Bourdin ne reflète pas ici son image habituelle de provocateur opposant. Il remplit son rôle de journaliste avec ses questions, demandes de validations (qu’elles soient obtenues ou non) et interventions de relances en prenant le temps d’écouter Marine Le Pen, même s’il n’est pas du même avis. On sent néanmoins qu’il laisse ses convictions personnelles prendre le dessus sur son statut de simple intervieweur à propos du solde migratoire et de la chance pour la France d’accueillir des immigrés.
Quant à Marine Le Pen, elle réussit ici à s’approprier le débat qu’elle domine. C’est elle qui est ici en position haute en réagissant avec des désaccords qu’elle se réapproprie pour défendre ses idées et mieux servir son argumentation. En effet, sa parole au début est plutôt sollicitée, puis elle la prend comme le montrent les interventions réactives mais aussi les interventions de relance par changement de focalisation où elle aborde de nouveaux sujets au sein de la thématique initiée par Bourdin. Et Bourdin la lui laisse. Elle ne se laisse pas déstabiliser par le journaliste qui pourtant devrait lancer les sujets, elle parvient tout au long de la séquence à mener le débat et à faire preuve de conviction.

CONCLUSION

Ainsi, nous pouvons conclure ce travail en ouvrant sur une perspective présidentielle. Marine Le Pen dans cette interview a su défendre son programme et ses idées, et ne s'est pas laissée influencer par les légères provocations de Jean-Jacques Bourdin. Même si celui-ci s'est montré moins virulent qu'à son habitude et que Marine Le Pen l'attendait peut-être plus incisif, notamment parce qu'elle est la candidate d'extrême droite, il n'en reste pas moins que le contrat de communication n'est pas totalement remis en cause du point de vue du message. Il est établi que les deux interlocuteurs échangeront des idées opposées dans un débat, s'étant mis d'accord pour s'affronter sur un principe de régulation et défendre leur position tout en ne se laissant pas influencer et en s'écoutant. Il y a de ce point de vue symétrie peut-être pas dans les discours, mais dans la reconnaissance des rôles endossés. Restant ainsi à l'écoute l'un de l'autre et rebondissant sur les interventions de chacun, on reste dans une intercompréhension où les propos gardent leur pertinence discursive mais contextuelle également.

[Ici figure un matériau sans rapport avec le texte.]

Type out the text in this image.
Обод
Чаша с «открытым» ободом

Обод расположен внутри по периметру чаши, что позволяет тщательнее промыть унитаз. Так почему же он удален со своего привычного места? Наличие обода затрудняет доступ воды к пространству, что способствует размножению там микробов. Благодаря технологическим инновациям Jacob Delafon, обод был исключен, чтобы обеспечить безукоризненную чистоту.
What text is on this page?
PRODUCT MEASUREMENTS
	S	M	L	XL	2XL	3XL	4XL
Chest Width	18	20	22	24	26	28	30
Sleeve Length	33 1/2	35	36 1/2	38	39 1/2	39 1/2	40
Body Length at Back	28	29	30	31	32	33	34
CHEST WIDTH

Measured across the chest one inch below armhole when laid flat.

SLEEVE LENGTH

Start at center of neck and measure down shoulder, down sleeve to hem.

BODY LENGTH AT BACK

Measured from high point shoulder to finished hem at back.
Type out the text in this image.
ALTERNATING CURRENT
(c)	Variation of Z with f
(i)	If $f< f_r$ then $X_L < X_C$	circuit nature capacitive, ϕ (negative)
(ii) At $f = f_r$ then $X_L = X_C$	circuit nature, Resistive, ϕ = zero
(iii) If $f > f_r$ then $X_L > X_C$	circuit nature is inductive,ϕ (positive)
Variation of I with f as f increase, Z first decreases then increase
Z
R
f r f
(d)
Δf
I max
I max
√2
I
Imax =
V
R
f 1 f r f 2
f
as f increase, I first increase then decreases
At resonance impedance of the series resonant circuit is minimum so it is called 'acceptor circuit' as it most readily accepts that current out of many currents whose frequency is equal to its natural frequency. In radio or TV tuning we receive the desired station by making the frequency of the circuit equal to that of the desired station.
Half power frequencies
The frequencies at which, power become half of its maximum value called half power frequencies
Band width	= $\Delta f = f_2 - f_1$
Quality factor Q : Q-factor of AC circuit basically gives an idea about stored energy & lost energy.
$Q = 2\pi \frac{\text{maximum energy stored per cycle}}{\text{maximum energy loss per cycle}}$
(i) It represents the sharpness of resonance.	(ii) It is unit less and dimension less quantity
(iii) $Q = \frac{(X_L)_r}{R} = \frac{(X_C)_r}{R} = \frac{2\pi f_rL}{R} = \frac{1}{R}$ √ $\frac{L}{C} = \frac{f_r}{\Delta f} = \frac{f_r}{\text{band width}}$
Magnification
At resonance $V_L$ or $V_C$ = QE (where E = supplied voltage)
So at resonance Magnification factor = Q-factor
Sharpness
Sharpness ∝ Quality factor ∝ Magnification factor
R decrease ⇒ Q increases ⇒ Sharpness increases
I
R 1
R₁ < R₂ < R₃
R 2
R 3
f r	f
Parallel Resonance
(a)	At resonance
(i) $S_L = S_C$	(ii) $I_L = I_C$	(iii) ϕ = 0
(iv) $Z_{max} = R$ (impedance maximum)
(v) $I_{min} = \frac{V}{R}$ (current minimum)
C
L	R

 Il est vrai que dans l'extrait sur l'immigration Marine Le Pen semble prendre le dessus, comme le prouvent le temps de parole ou ses relances par adjonction qui font évoluer le débat en ouvrant de nouveaux sujets au sein du même thème. C'est pourquoi le contrat de lectorat est lui plus difficile à valider du point de vue de la réception pour les habitués du Bourdin qui s'oppose, critique et accuse. Marine Le Pen se présente ici, dès le 19 mars, comme la figure forte de cette campagne présidentielle, mise à l'écart par ses adversaires, candidate de la patrie, celle qui n'a pas peur de révéler les vraies causes de l'état actuel de la France, candidate redoutée parce que justement elle est l'unique à combattre ce système. Au-delà de ses talents de rhétorique face au journaliste, cette posture adoptée de candidate redoutée et mise à l'écart semble aujourd'hui s'être confirmée. Ayant atteint près de 18% des voix au premier tour, considérées comme un celles d'un vote « de crise et de protestation », il semblerait qu'il fallait effectivement la redouter. Son programme, ses idées, ses stratégies de discours ont fonctionné et les Français ont cru en elle. Dans cette interview avec Bourdin, elle est sur la défensive, répond en restant uniquement sur ses positions, ne flanche jamais et s'approprie toutes les interventions de tout type pour servir son argumentation. Nous pouvons alors prétendre que c'est un peu cette Marine Le Pen que les auditeurs attendaient et ont voulu pousser sur le devant de la scène politique. Il n'est peut-être donc pas étonnant que Bourdin se montre à l'écoute ; et en ce sens, on peut valider le contrat de communication instauré entre Bourdin et Marine Le Pen, mais aussi le contrat de lectorat passé entre l'émission de Bourdin et ses auditeurs/spectateurs.